Washington, DC — The ministerial conference of the World Trade Organization (WTO) ended in Doha, Qatar with a declaration on urgent global social, economic, and trade issues. However, a major stumbling block to pre-Doha consultations was the dispute over the WTO Agreement on Trade-Related Aspects of Intellectual Property Rights (TRIPS Agreement) and public health, especially as it relates to the raging epidemics of HIV/AIDS, Tuberculosis and Malaria. Africa is the epicenter of the HIV/AIDS epidemic with more than 25 million people living with the disease and at least 17 million people already dead.
We are pleased that wise heads prevailed in Doha with the separate declaration on the TRIPS agreement and public health. We are particularly gratified with the declaration that the "TRIPS Agreement does not and should not prevent Members from taking measures to public health." The ability of independent nations to protect the public health of their citizens and to facilitate access to essential medicines and goods should not be in dispute in the evolving ethos of globalization.
We are particularly pleased with Section 5, item C of the declaration that expressly states that "Each Member has the right to determine what constitutes a national emergency or other circumstances of extreme emergency, it being understood that public health crises, including those relating to HIV/AIDS, Tuberculosis, malaria and other epidemics, can represent a national emergency or circumstances of extreme urgency." Africa with its endemic health problems should benefit maximally from this declaration as it confronts the scourge of HIV/AIDS and other infectious diseases.
The civil society groups in both developed and developing nations that worked diligently on TRIPS and public health deserve special commendation.
They have shown that it is possible to reshape international public policy by sophisticated intellectual and organizational tactics. The subsequent negotiations and rounds of trade talks call for continued vigilance and participation of civil society groups.

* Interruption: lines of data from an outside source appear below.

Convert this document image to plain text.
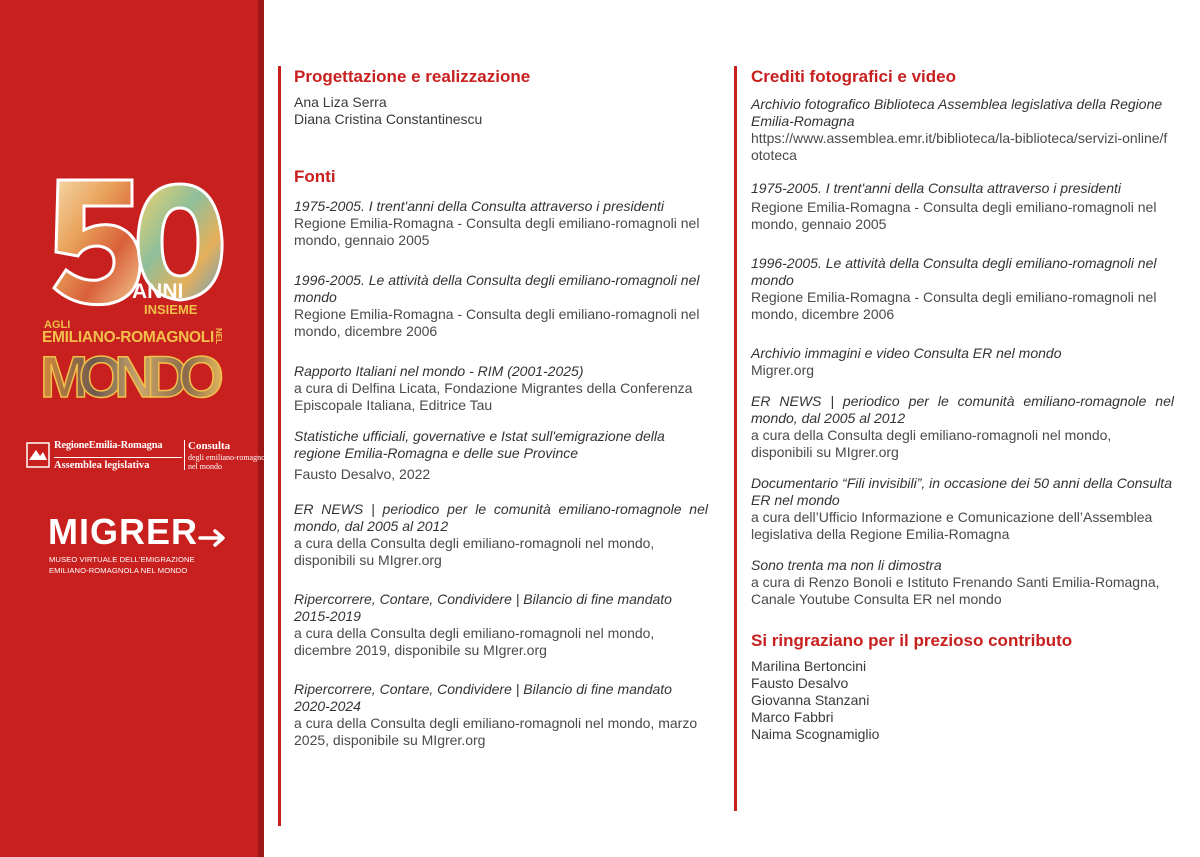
ANNI
INSIEME
AGLI
EMILIANO-ROMAGNOLI NEL
MONDO
RegioneEmilia-Romagna
Assemblea legislativa
Consulta
degli emiliano-romagnoli
nel mondo
MIGRER
MUSEO VIRTUALE DELL'EMIGRAZIONE
EMILIANO-ROMAGNOLA NEL MONDO
Progettazione e realizzazione
Ana Liza Serra
Diana Cristina Constantinescu
Fonti
1975-2005. I trent'anni della Consulta attraverso i presidenti
Regione Emilia-Romagna - Consulta degli emiliano-romagnoli nel mondo, gennaio 2005
1996-2005. Le attività della Consulta degli emiliano-romagnoli nel mondo
Regione Emilia-Romagna - Consulta degli emiliano-romagnoli nel mondo, dicembre 2006
Rapporto Italiani nel mondo - RIM (2001-2025)
a cura di Delfina Licata, Fondazione Migrantes della Conferenza Episcopale Italiana, Editrice Tau
Statistiche ufficiali, governative e Istat sull'emigrazione della regione Emilia-Romagna e delle sue Province
Fausto Desalvo, 2022
ER NEWS | periodico per le comunità emiliano-romagnole nel mondo, dal 2005 al 2012
a cura della Consulta degli emiliano-romagnoli nel mondo, disponibili su MIgrer.org
Ripercorrere, Contare, Condividere | Bilancio di fine mandato 2015-2019
a cura della Consulta degli emiliano-romagnoli nel mondo, dicembre 2019, disponibile su MIgrer.org
Ripercorrere, Contare, Condividere | Bilancio di fine mandato 2020-2024
a cura della Consulta degli emiliano-romagnoli nel mondo, marzo 2025, disponibile su MIgrer.org
Crediti fotografici e video
Archivio fotografico Biblioteca Assemblea legislativa della Regione Emilia-Romagna
https://www.assemblea.emr.it/biblioteca/la-biblioteca/servizi-online/fototeca
1975-2005. I trent'anni della Consulta attraverso i presidenti
Regione Emilia-Romagna - Consulta degli emiliano-romagnoli nel mondo, gennaio 2005
1996-2005. Le attività della Consulta degli emiliano-romagnoli nel mondo
Regione Emilia-Romagna - Consulta degli emiliano-romagnoli nel mondo, dicembre 2006
Archivio immagini e video Consulta ER nel mondo
Migrer.org
ER NEWS | periodico per le comunità emiliano-romagnole nel mondo, dal 2005 al 2012
a cura della Consulta degli emiliano-romagnoli nel mondo, disponibili su MIgrer.org
Documentario “Fili invisibili”, in occasione dei 50 anni della Consulta ER nel mondo
a cura dell’Ufficio Informazione e Comunicazione dell’Assemblea legislativa della Regione Emilia-Romagna
Sono trenta ma non li dimostra
a cura di Renzo Bonoli e Istituto Frenando Santi Emilia-Romagna, Canale Youtube Consulta ER nel mondo
Si ringraziano per il prezioso contributo
Marilina Bertoncini
Fausto Desalvo
Giovanna Stanzani
Marco Fabbri
Naima Scognamiglio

We look forward to greater cooperation and understanding between developed and developing nations regarding TRIPS and public health. The cost of inaction is substantial in Africa. According to Peter Piot, the executive director of the UN agency for HIV/AIDS, a 15 year-old teenager in South Africa or Zambia faces a lifetime risk of HIV infection and death from AIDS of over 50 percent without urgent remedial action. The war in Sierra Leone left 12,000 children without families while AIDS has already orphaned five times that number. By 2010, South Africa, the economic powerhouse of Africa (40 percent of the region's economic output) will likely face a real gross domestic product 17 percent lower than it would have been without AIDS. By 2010, 40 million AIDS orphans may live in Africa. The list goes on and on.
Finally, we believe that equitable and effective access to public health in Africa will require greater spirit of cooperation and action by the following key stakeholders: African governments; Western democracies, including the United States; Research and generic pharmaceutical companies; Multilateral agencies, and; Civil society organizations. Time is of the essence.

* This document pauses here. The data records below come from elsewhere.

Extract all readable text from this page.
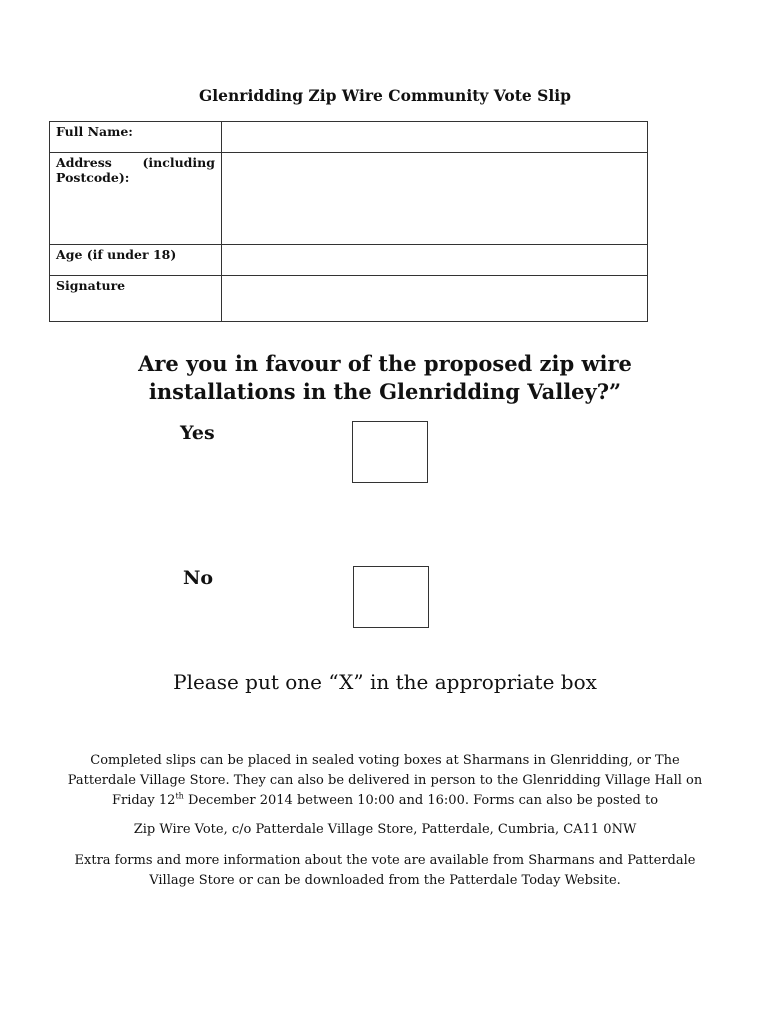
Glenridding Zip Wire Community Vote Slip
Full Name:	

Address (including
Postcode):	

Age (if under 18)	
Signature	
Are you in favour of the proposed zip wire
installations in the Glenridding Valley?”
Yes
No
Please put one “X” in the appropriate box
Completed slips can be placed in sealed voting boxes at Sharmans in Glenridding, or The
Patterdale Village Store. They can also be delivered in person to the Glenridding Village Hall on
Friday 12th December 2014 between 10:00 and 16:00. Forms can also be posted to
Zip Wire Vote, c/o Patterdale Village Store, Patterdale, Cumbria, CA11 0NW
Extra forms and more information about the vote are available from Sharmans and Patterdale
Village Store or can be downloaded from the Patterdale Today Website.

Selected References 1. World Trade Organization. Ministerial Declaration. Ministerial Conference, Fourth Session, Doha, 9-14 November 2001. WT/MIN (01)/DEC/W/1, November 14, 2001. (O1-5769).
2. World Trade Organization. Declaration on the TRIPS AGREEMENT AND PUBLIC HEALTH. Ministerial Conference, Fourth Session, Doha, 9-14 November 2001.
WT/MIN (01)/DEC/W/2, November 14, 2001. (O1-5770).
3. Peter Piot, UNAIDS Executive Director. AIDS and Human Security.
Statement at the United Nations University, Tokyo, Japan, October 2, 2001.
4. Chinua Akukwe, Melvin Foote. HIV/AIDS in Africa: Time to Stop the Killing Fields. Foreign Policy in Focus Journal, Vol. 6, No. 15, May 2001(http:www.fpif.org).